No obstante en Runyan estuvo siempre latente la idea de ser “normal” y no “diferente”, aunque lo diferente pueda ser incluso mejor que lo normal. Y las preparaciones se intensificaron hasta extasiar el cuerpo, dejándolo sin fuerzas. Tuvo que aprender que en el atletismo no se trata sólo de coraje y dolor; que también exige estrategias, adiestramiento y descanso del cuerpo, y una pelea constante con su mente, con ella misma.

Cambiar de vivienda ya era un problema, igualmente demudar constantemente de entrenadores. Las lesiones le amargaban el ánimo y ponían en entredicho su sueño de unas Olimpiadas. En los Juegos Panamericanos de 1999 ganó el primer lugar en la carrera de los 1.500 metros, y cuando la fama llegó gracias a sus piernas rápidas, todos los periodistas preguntaron por sus ojos.

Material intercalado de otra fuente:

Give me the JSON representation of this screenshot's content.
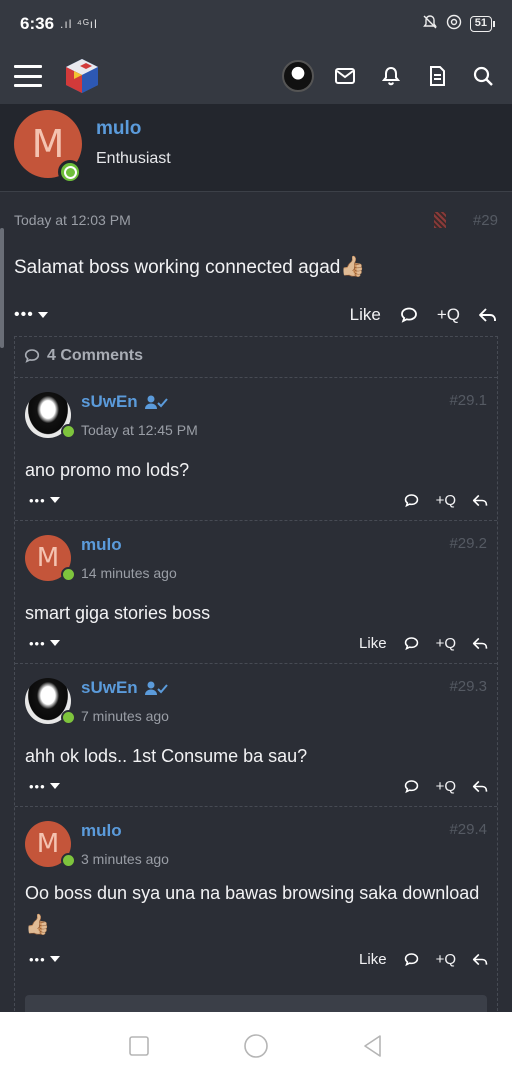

“Cuatro años por cuatro minutos” es como definió Marla Runyan su camino hacia Sídney 2000.  Fue la primera atleta legalmente ciega en participar en unos Juegos Olímpicos. En las fases previas recibió duras enseñanzas y equivocaciones; sin embargo, pudo hacerse de un lugar para la final de los 1.500 metros.  

Corro, sin ver más que la pista despejada justo delante de mí. No sé cuántas corredoras tengo delante o detrás. El grupo de competidoras es un ser multicolor. Siento la suave curva que indica el indicio de los últimos 200 metros y el sprint final. Ahora estoy compitiendo contra personas individuales pero ¿quiénes son? ¡Y qué más da! Saber sus nombres no me va a facilitar ganarles”.

En la última carrera, la final olímpica, la definitiva por los primeros tres lugares de la modalidad, ejecutó su táctica personal. Lideró la pista y al grupo de corredoras durante gran parte del tiempo, sabiendo lo arriesgado que era hacerlo así. Corrió a su ritmo, ese ritmo cadente y tan necesario de encontrar en pruebas como el atletismo; corrió a su manera y a su modo; corrió aventurándose y terminó rebasada por siete corredoras más. Marla Runyan concluyó octava y sin premiación material pero con satisfacción más que personal.

“El futuro no está escrito, eso lo aprendió ella de uno de sus instructores pero lo adoptó a su vida deportiva. Fue ajustando sus condiciones. Para 2004 regresó a los Juegos Olímpicos y compitió en los 5.000 metros. Ha cosechado galardones en competencias nacionales y ha establecido grandes récords en los 5 km como el de la New York Armory, parando la cuenta del reloj en 15:07:33.

Marla tuvo que abandonar el deporte de élite cuando su cuerpo le reclamó con lesiones tantos tenis desgastados, y días y pistas y lugares recorridos. Hoy  es madre y profesora de educación especial en Oregon. También da conferencias. 

La vista, su percepción, fue el primer reto, pero es del que menos le gustaba o le gustaría hablar. Para charlar están sus carreras y sus competencias. A veces, tanta luz también ciega. “¿Es necesaria la línea de meta?” Eso se cuestionaba Runyan, después, no la necesitó tanto.